Pellow, 56, was born Mark McLachlan. He grew up in Clydebank, dossed around at school and left with no qualifications. He was doing work experience as a painter and decorator when he got together with school friends Tommy Cunningham, Graeme Clark and Neil Mitchell to form a punk covers band called Vortex Motion that subsequently became Wet Wet Wet, named after a line in the Scritti Politti song Gettin’ Havin’ & Holdin’. “Every other band seemed to have two repeated words – the The, Talk Talk, Duran Duran, so we thought we’d go one better.” He chose Marti Pellow as his stage name – Pellow was his mum’s surname and Marti seemed suitably showbiz. When his father, a builder, told him to get a proper job, he said it was pointless, because he was destined to be a huge pop star. There was simply no doubt in his mind, he says. And so it turned out.
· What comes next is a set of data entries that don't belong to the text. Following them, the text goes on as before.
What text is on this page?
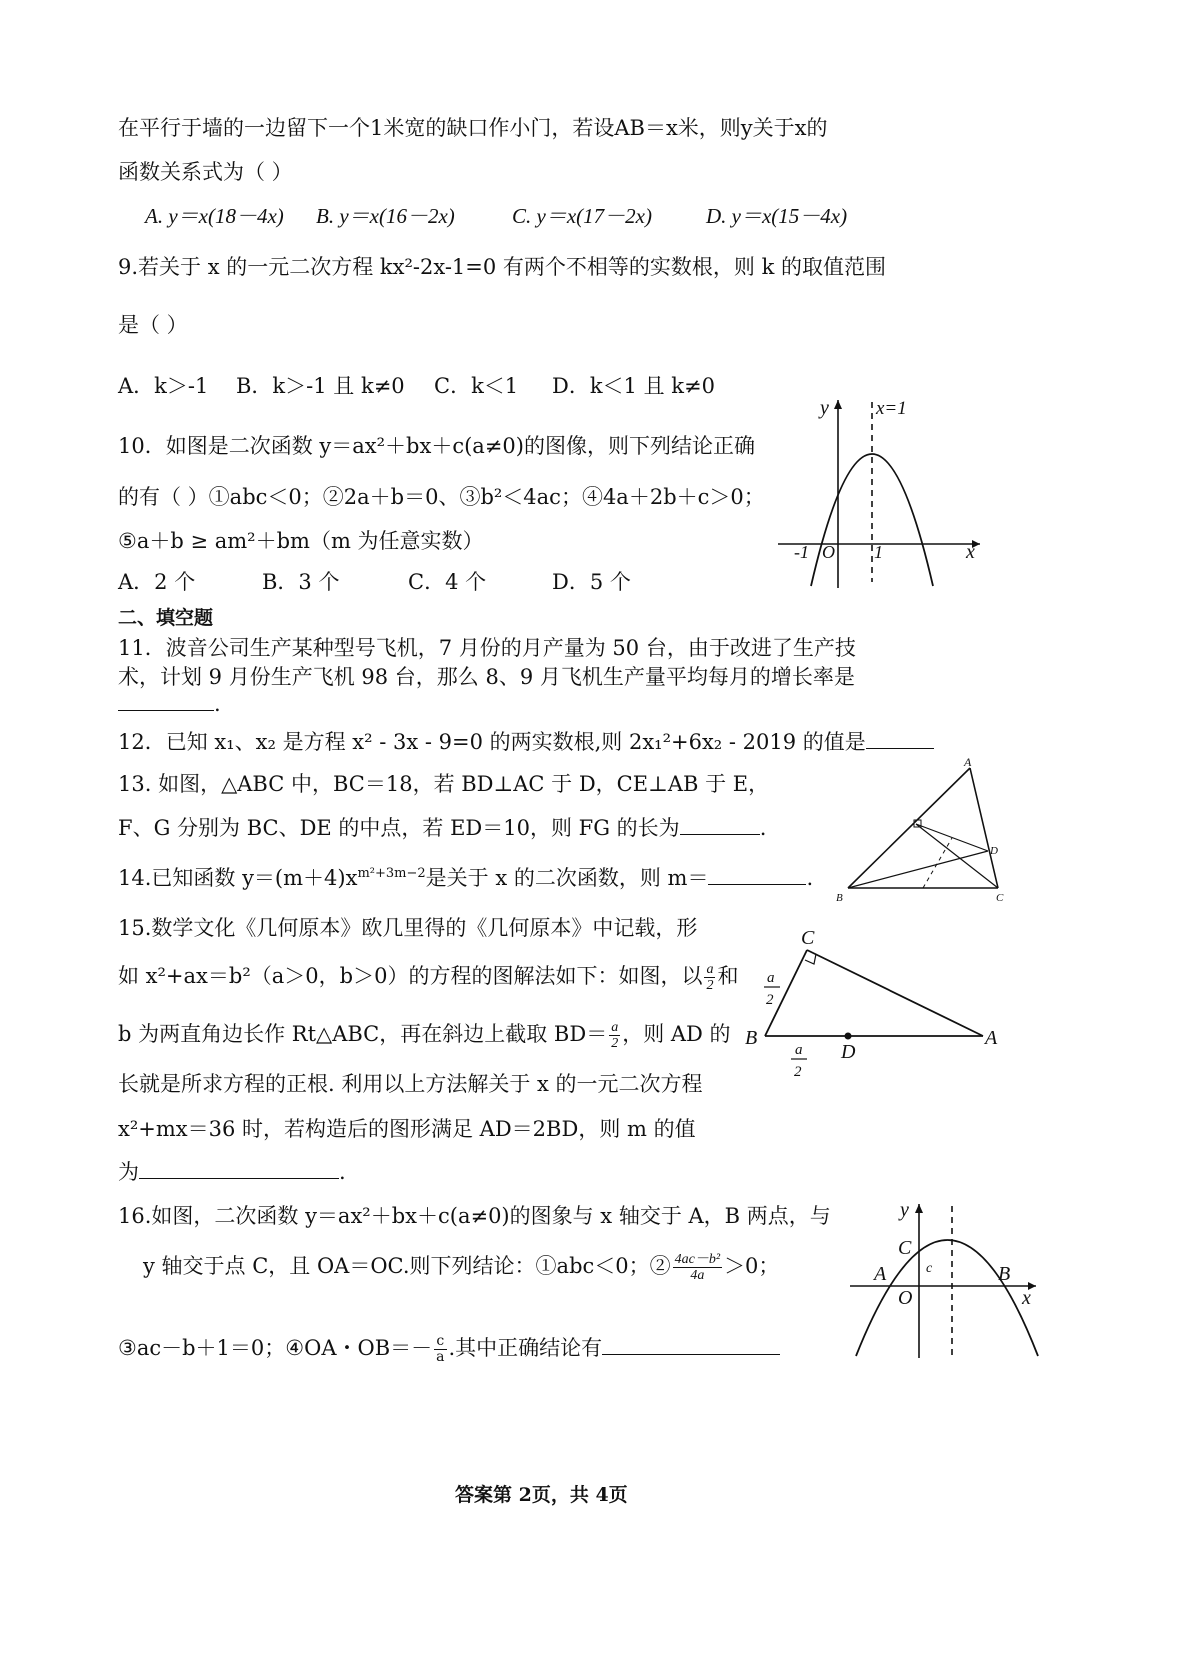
在平行于墙的一边留下一个1米宽的缺口作小门，若设AB＝x米，则y关于x的
函数关系式为（ ）
A. y＝x(18－4x) B. y＝x(16－2x)	C. y＝x(17－2x)	D. y＝x(15－4x)
9.若关于 x 的一元二次方程 kx²-2x-1=0 有两个不相等的实数根，则 k 的取值范围
是（ ）
A．k＞-1 B．k＞-1 且 k≠0 C．k＜1 D．k＜1 且 k≠0
10．如图是二次函数 y＝ax²＋bx＋c(a≠0)的图像，则下列结论正确
的有（ ）①abc＜0；②2a＋b＝0、③b²＜4ac；④4a＋2b＋c＞0；
⑤a＋b ≥ am²＋bm（m 为任意实数）
A．2 个	B．3 个	C．4 个	D．5 个
y x=1
-1 O 1	x
二、填空题
11．波音公司生产某种型号飞机，7 月份的月产量为 50 台，由于改进了生产技
术，计划 9 月份生产飞机 98 台，那么 8、9 月飞机生产量平均每月的增长率是
.
12．已知 x₁、x₂ 是方程 x² - 3x - 9=0 的两实数根,则 2x₁²+6x₂ - 2019 的值是
13. 如图，△ABC 中，BC＝18，若 BD⊥AC 于 D，CE⊥AB 于 E，
F、G 分别为 BC、DE 的中点，若 ED＝10，则 FG 的长为	.
A
B	C
D
14.已知函数 $y=(m+4)x^{m^2+3m-2}$是关于 x 的二次函数，则 m＝	.
15.数学文化《几何原本》欧几里得的《几何原本》中记载，形
如 x²+ax＝b²（a＞0，b＞0）的方程的图解法如下：如图，以 $\frac{a}{2}$ 和
b 为两直角边长作 Rt△ABC，再在斜边上截取 $BD= \frac{a}{2}$ ，则 AD 的
长就是所求方程的正根. 利用以上方法解关于 x 的一元二次方程
x²+mx＝36 时，若构造后的图形满足 AD＝2BD，则 m 的值
为	.
C
B	A
D
a
2
a
2
16.如图，二次函数 y＝ax²＋bx＋c(a≠0)的图象与 x 轴交于 A，B 两点，与
y 轴交于点 C，且 OA＝OC.则下列结论：①abc＜0；② $\frac{\text{4ac－b²}}{4a} >0$；
③ac－b＋1＝0；④OA・$OB=- \frac{c}{a}$ .其中正确结论有
y
C
c
A	B
O	x
答案第 2页，共 4页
The young Pellow was a music anorak – he loved indie bands and soul singers. But, to his surprise, Wet Wet Wet evolved from an unsuccessful punk covers band to chart-topping soft-rockers. Their first hit single, Wishing I Was Lucky, reached No 6 in 1987; a year later, they had their first No 1 with a cover of the Beatles’ With a Little Help From My Friends. When their cover of the Troggs’ 60s hit Love Is All Around topped the charts for the best part of four months, Pellow and the band became omnipresent, returning every week from Capri, where they were recording an album, to do Top of the Pops.